Ambiguous Use of Operator?

I'm working on a chapter on closures from a book and in it they mention the following:

And finally, you can even omit the parameter list if you want. Swift lets you refer to each parameter by number, starting at zero, like so:

multiplyClosure = {
$0 * $1
}”

I decided to try that myself and typed the following in Swift:

let thisEquals = {
    $0 * $1
}

thisEquals(10, 4)

However, upon doing so, I get the following error message:

Playground execution failed:

error: Deletable Playground 4.playground:2:8: error: ambiguous use of operator '+'
$0 + $1
^

Could someone please explain to me why this is happening? Is there something that I'm doing wrong here? What is meant by "ambiguous use" here and why isn't this code working? Please help. Thank you.

You need to specify the type for the closure:

let thisEquals: (Int, Int) -> Int = { $0 * $1 }

The diagnostic could certainly be improved though.

The problem in thisEquals is that * has multiple definitions. Here are two definitions from the standard library:

public static func * (lhs: Int, rhs: Int) -> Int
public static func * (lhs: Double, rhs: Double) -> Double

Since the definition of thisEquals contains no type information, Swift doesn't know which definition of * to use.

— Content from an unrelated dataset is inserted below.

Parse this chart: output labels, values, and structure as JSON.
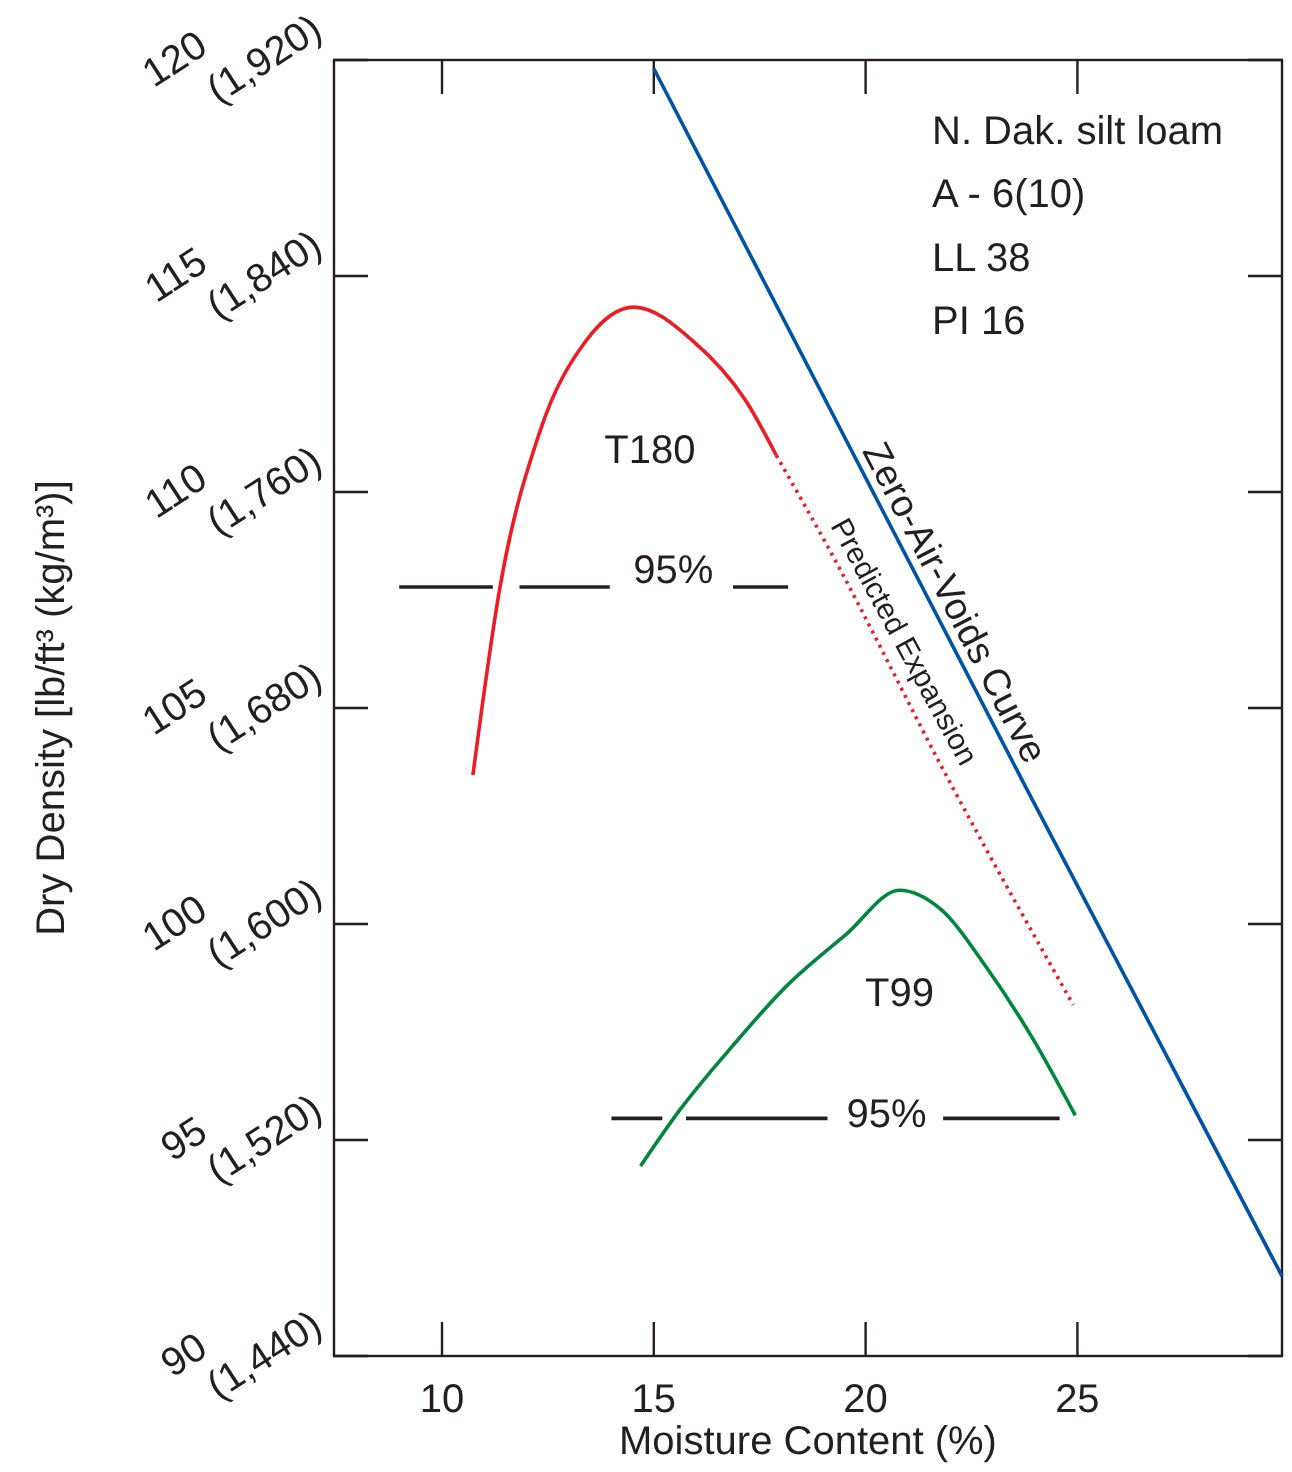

One way to fix it is to specify the type of thisEquals:

let thisEquals: (Int, Int) -> (Int) = {
    $0 * $1
}
1 Like

I'm confused as to why the book lists something so different. Is the code excerpt from the book outdated maybe?

I haven't seen the book so I don't know how multiplyClosure was declared. Perhaps it was declared with a type? For example, this works:

var multiplyClosure: ((Int, Int) -> Int)?
multiplyClosure = { $0 * $1 }

The book lists the following earlier in the text:

In order for the declaration to compile in a playground, you need to provide an initial definition like so:

var multiplyClosure = { (a: Int, b: Int) -> Int in
return a * b
}

Just after that, it completely omits the let kyword, for reasons that I do not understand (is it okay to omit the let keyword in that way?):

...if the closure consists of a single return statement, you can leave out the return keyword, like so:
multiplyClosure = { (a: Int, b: Int) -> Int in
  a * b
}

Immediately after that text, it states the following:

Next, you can use Swift’s type inference to shorten the syntax even more by removing the type information:

multiplyClosure = { (a, b) in
a * b
}

Note that in this code as well, the let keyword is completely omitted again. I don't understand why or if that's normal practice.

Finally, it states the following, (which is the text/code I initially typed in my original post):

And finally, you can even omit the parameter list if you want. Swift lets you refer to each parameter by number, starting at zero, like so:
multiplyClosure = {
$0 * $1
}

This comprises all of/the only code that precedes the code listed in my original post.

The first "var multiplyClosure = " specifies the full type so it's fine. The next two "multiplyClosure =" do not, but they are assigning to a variable that was defined earlier. The type of the variable is already known from the var declaration, and so the type of the closure can be inferred form this.

2 Likes

Yikes, I just realized this closure was assigned to a var (variable) and not to a let (constant). So closures can be assigned to a constant or a variable? Thank you for your help.